Radiologists disagree on optimal slice thickness. Mayo imagers often use 5-mm slices, said Dr. Robert McCarty, a professor of radiology at Mayo Medical School, but he and his colleagues like 2.5 mm contiguous slices as well. At the San Francisco Veterans Administration, CT and gastrointestinal radiology chief Dr. Judy Yee settled on 3-mm slices after initially trying out 5 mm. Best of all for reconstructing the colon accurately would be 1.5 mm, she said, but slices so thin can hamper an efficient read. At Mayo, scans for research purposes can produce up to 1400 slices.

“Taking (thinner slices) is likely better at getting smaller lesions,” Yee said. “But does that (appreciably) improve the outcome? If not, it just means more images to look at, and we need to be time-efficient. We need additional evaluation of optimal slice thickness.”

With a manageable set of slices, an experienced reader can complete a thorough read in 10 or 15 minutes, according to Yee. The key word is experience. Yee has read more than 600 scans and suggests that the learning curve requires at least 50 cases, just to know what looks normal.

At Mayo, readers start with the prone view on lung window settings, work quickly through the axial scans, then switch to soft-tissue views to determine whether abnormalities are folds, stool, or lipoma. The same process on supine follows, ending by running the two simultaneously to see whether the suspected stool shifts and whether all of the colon has been viewed.

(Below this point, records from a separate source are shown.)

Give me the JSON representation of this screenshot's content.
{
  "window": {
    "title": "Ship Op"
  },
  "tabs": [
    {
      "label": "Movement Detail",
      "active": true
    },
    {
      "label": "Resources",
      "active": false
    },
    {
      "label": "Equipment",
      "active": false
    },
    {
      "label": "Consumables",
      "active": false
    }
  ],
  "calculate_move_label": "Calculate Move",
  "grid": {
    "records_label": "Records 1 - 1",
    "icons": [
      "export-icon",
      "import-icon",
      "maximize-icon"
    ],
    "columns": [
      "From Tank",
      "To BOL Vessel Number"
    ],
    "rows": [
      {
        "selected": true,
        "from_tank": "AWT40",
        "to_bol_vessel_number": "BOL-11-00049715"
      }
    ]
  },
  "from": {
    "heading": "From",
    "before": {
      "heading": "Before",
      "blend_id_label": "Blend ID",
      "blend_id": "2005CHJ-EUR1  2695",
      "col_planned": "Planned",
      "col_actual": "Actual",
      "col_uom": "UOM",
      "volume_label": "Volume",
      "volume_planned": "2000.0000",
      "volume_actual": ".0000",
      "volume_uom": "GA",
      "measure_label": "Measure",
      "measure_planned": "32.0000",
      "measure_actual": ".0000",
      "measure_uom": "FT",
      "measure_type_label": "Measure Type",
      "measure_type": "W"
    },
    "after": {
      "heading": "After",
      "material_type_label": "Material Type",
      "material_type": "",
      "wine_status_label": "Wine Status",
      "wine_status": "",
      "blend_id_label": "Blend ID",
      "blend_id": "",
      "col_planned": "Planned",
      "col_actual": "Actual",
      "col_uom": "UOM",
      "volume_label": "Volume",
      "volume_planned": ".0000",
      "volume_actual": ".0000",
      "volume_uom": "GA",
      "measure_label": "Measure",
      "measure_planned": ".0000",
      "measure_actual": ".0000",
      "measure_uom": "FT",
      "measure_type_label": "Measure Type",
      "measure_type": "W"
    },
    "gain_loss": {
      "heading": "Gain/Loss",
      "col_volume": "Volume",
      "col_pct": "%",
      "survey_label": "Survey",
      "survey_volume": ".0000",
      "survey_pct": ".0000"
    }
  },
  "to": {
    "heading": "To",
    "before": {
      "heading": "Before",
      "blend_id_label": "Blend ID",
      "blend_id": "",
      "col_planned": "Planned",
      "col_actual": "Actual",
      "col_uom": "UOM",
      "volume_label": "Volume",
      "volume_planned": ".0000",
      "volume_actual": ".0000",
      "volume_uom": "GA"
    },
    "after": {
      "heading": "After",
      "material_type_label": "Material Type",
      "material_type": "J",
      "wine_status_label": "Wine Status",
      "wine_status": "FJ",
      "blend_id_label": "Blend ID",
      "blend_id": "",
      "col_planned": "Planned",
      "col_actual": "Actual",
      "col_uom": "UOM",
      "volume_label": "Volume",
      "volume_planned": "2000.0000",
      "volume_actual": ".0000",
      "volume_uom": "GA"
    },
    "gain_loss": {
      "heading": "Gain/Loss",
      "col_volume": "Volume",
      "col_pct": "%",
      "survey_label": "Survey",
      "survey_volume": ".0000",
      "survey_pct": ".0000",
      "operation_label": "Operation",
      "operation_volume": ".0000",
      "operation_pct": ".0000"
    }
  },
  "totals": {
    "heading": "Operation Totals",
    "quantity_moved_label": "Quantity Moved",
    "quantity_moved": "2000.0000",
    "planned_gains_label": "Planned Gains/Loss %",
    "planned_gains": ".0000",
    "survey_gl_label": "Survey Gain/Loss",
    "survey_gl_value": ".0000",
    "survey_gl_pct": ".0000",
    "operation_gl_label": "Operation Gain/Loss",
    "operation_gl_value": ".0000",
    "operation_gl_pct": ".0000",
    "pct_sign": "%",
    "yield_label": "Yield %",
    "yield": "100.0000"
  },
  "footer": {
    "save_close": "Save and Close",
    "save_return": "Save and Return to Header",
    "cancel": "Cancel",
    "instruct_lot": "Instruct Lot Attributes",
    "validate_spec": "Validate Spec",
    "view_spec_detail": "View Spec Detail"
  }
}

Though they have 3-D views available, both Yee and McCarty prefer to read in 2-D, resorting to 3-D only for problem-solving. Although 3-D views mimic an endoscopic view, axial slices make it easy to see if a suspected polyp extends outside the colon, for example. Several commercial reconstruction software packages offer a 3-D fly-through, with axial view available as the reader travels up and down the colon. They can also measure a polyp’s distance from the rectum. Such innovations may make reading easier or faster, but virtual colonoscopy’s reputation will depend on whether it allows radiologists to find polyps as accurately as with scope-based colonoscopy.

Size Matters

Having set 1 cm as the threshold for clinical significance, radiologists who research CT colonography are starting to feel reasonably confident about its ability to pick up polyps of that size. With smaller polyps, however, accuracy decreases.

“At 5 mm or smaller, we don’t pretend to see them all,” McCarty said. “We have maybe 50% sensitivity at that size. Some are obvious, but some are just too small. It’s hard to put a firm number on it.”

How much that limitation matters has yet to be determined. Mayo researchers led by Dr. C. Daniel Johnson have completed an American College of Radiology Imaging Network (ACRIN)-sponsored trial, which directly compares virtual colonoscopy with the conventional version. Results have not been published. A 300-patient study led by Yee found that the CT technique matched colonoscopy for per-patient sensitivity, finding 90% of polyps 1 cm or larger and all carcinomas (eight out of eight) in a pool that included both symptomatic and high-risk patients. On a patient-by-patient comparison, overall sensitivity and specificity were 88% and 82%, respectively, for screening patients and 90.9% and 67% for symptomatic patients. The study was performed using single-slice CT scanners, but multislice units would likely improve performance, Yee said.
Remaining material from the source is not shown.